In Ohio, the personal representative of a person who dies because of the negligence or wrongful act of another party may file an action for wrongful death on behalf of the decedent's surviving spouse, children, parents and next of kin. The action must be filed within two years of the person's death. A judge determines the damages that are awarded unless the action goes before a jury, at which time the jury makes the decision on damages.
The recoverable damages that a court or jury might award in a wrongful death action include compensation for the mental anguish that the surviving family members have suffered and their loss of the decedent's services. The survivors could be awarded money for the loss of reasonably expected financial support and prospective inheritance from the decedent. A court or jury may also award compensation for the survivors' loss of consortium, guidance, protection, advice and training.
In addition, a court or jury might award the reasonable funeral and burial costs that the survivors incurred because of their loved one's death. The personal representative in an action for damages could present evidence regarding annuity costs as well to secure a larger award for recoverable future damages. If the court or jury considers the evidence, the cost of the annuity is its value at the time it is presented as evidence.

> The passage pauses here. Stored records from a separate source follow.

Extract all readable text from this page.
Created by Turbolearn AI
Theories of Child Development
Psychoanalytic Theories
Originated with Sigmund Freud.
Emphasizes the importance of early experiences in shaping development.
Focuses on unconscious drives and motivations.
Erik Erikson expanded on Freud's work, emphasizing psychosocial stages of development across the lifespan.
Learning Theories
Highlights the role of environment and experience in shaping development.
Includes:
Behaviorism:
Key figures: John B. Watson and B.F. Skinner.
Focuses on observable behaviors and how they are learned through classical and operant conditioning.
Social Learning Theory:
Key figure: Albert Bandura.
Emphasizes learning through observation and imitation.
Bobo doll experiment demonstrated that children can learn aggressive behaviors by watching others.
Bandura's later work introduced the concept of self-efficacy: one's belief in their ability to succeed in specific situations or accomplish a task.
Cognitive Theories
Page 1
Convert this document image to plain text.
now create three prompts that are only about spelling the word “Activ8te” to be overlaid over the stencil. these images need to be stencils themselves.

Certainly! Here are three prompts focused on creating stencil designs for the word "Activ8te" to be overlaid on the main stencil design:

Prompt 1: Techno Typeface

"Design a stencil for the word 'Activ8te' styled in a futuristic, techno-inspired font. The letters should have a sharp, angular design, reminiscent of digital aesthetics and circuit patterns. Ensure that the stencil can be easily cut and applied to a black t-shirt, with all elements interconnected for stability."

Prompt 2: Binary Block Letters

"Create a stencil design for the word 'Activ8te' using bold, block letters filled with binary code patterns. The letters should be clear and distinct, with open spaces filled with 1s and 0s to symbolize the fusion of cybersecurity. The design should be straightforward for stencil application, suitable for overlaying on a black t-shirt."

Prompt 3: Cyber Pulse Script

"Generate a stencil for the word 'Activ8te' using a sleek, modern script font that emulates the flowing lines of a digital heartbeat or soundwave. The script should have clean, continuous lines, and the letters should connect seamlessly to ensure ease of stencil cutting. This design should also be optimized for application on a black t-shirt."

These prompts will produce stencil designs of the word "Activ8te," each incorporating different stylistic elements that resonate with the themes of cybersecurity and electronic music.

If a person dies in a factory blast, for example, and the cause of the blast is determined as the negligent or wrongful act of the operator of the factory, the personal representative for the deceased has the right to file a wrongful death lawsuit against the operator on behalf of the survivors. The surviving spouse, for instance, might be awarded compensation for funeral and burial costs and for the loss of financial support. Damages for the loss of potential inheritance could be awarded if the worker had children.